8        Antonelli next argues that the circuit court violated his rights when it stayed this lawsuit pending a lawsuit that was proceeding in Illinois.  Antonelli claims that the stay prohibited him from discovering additional defendants and filing an amended complaint.  We will affirm a circuit court decision granting or denying a stay unless the court misuses its discretion.  State v. Gudenschwager, 191 Wis. 2d 431, 439, 529 N.W.2d 225 (1995). 

9        The court granted the stay to avoid conflict with the Illinois court, which was also considering Antonelli’s claims against the respondents.  The doctrine of comity provides that a court may defer jurisdiction where two courts of independent sovereignty have concurrent jurisdiction.  See Teague v.
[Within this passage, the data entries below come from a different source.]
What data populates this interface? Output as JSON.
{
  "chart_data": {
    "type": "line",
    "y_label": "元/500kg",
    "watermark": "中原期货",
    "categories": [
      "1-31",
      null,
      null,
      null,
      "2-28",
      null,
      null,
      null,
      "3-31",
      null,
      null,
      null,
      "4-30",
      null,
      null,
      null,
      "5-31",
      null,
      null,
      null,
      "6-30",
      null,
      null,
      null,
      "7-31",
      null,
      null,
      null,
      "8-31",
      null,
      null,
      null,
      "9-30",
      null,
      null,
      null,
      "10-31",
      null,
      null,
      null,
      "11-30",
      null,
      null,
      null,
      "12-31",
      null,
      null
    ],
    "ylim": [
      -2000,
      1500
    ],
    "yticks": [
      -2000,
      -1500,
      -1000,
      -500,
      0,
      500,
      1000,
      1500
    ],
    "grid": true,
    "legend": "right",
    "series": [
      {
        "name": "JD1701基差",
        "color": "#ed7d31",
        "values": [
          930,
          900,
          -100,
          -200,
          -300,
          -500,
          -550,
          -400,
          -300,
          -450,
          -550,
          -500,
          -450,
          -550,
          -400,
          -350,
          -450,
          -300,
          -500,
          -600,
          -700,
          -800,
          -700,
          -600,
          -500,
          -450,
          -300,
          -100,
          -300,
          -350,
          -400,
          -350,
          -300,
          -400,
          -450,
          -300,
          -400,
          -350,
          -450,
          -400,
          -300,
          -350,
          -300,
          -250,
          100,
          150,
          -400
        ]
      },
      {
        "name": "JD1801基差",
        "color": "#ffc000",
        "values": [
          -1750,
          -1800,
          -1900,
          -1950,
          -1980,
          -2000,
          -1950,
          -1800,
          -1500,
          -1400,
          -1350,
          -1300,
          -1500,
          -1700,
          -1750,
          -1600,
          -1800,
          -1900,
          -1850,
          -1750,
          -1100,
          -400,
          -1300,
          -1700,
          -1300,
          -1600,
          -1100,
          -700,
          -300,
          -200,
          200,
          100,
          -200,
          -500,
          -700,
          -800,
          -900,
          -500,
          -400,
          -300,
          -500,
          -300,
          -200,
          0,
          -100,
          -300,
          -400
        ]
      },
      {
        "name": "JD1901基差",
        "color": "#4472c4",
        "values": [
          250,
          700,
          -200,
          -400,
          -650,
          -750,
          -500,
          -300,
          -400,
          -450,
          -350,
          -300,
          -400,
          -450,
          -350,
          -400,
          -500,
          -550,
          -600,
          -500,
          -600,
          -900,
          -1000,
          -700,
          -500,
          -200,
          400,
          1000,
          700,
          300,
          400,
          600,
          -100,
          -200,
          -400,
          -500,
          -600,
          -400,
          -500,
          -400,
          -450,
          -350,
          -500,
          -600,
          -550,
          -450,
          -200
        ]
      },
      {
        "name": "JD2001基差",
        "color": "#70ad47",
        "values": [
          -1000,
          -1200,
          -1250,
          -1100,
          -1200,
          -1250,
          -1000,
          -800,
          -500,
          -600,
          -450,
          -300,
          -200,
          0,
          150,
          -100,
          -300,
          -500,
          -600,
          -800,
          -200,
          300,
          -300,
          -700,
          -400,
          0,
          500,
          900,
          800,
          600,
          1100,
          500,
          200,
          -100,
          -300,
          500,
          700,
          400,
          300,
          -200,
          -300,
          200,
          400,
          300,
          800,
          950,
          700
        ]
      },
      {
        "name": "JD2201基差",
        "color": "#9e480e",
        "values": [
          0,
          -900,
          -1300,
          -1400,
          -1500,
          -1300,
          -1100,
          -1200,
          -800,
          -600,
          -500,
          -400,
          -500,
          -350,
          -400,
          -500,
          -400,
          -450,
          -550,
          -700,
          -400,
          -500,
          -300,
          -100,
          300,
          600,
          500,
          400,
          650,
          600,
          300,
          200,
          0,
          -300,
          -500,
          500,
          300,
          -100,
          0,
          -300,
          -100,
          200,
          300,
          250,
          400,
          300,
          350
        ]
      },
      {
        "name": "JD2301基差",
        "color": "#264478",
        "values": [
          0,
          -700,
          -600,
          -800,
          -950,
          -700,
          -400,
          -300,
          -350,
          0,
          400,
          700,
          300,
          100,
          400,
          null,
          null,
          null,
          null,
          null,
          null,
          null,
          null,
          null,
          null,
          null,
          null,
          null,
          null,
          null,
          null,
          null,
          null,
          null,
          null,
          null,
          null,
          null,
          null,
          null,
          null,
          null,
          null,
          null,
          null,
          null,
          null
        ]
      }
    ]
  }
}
Bad River Band, 2000 WI 79, ¶35, 236 Wis. 2d 384, 612 N.W.2d 709.  The stay was a proper exercise of discretion under the doctrine of comity.  Moreover, Antonelli has provided no explanation of why adding additional defendants to this action, who are also employees of the Dodge County Detention Facility, would change our legal analysis, transforming this into a successful action.  We reject this argument.

10      Antonelli next argues that the circuit court misused its discretion in denying his motion to extend the time for filing a reply to the respondents’ motion for summary judgment.  The scheduling order did not provide for the filing of a reply.  Twenty-five days elapsed between the date the respondents’ motion for summary judgment was filed and the date Antonelli moved to extend the time for filing a reply.  Because Antonelli filed his motion to extend the time after the circuit court had already issued its decision, despite the fact that he could have done so sooner, we conclude that the circuit court did not misuse its discretion in denying Antonelli’s request.

            By the Court.—Order affirmed.

            This opinion will not be published.  See Wis. Stat. Rule 809.23(1)(b)5.


 



[1]  The respondents have also submitted a copy of a grievance form in which a prison official states that the cells are kept at seventy-two degrees, but the statement by the prison official is not sworn.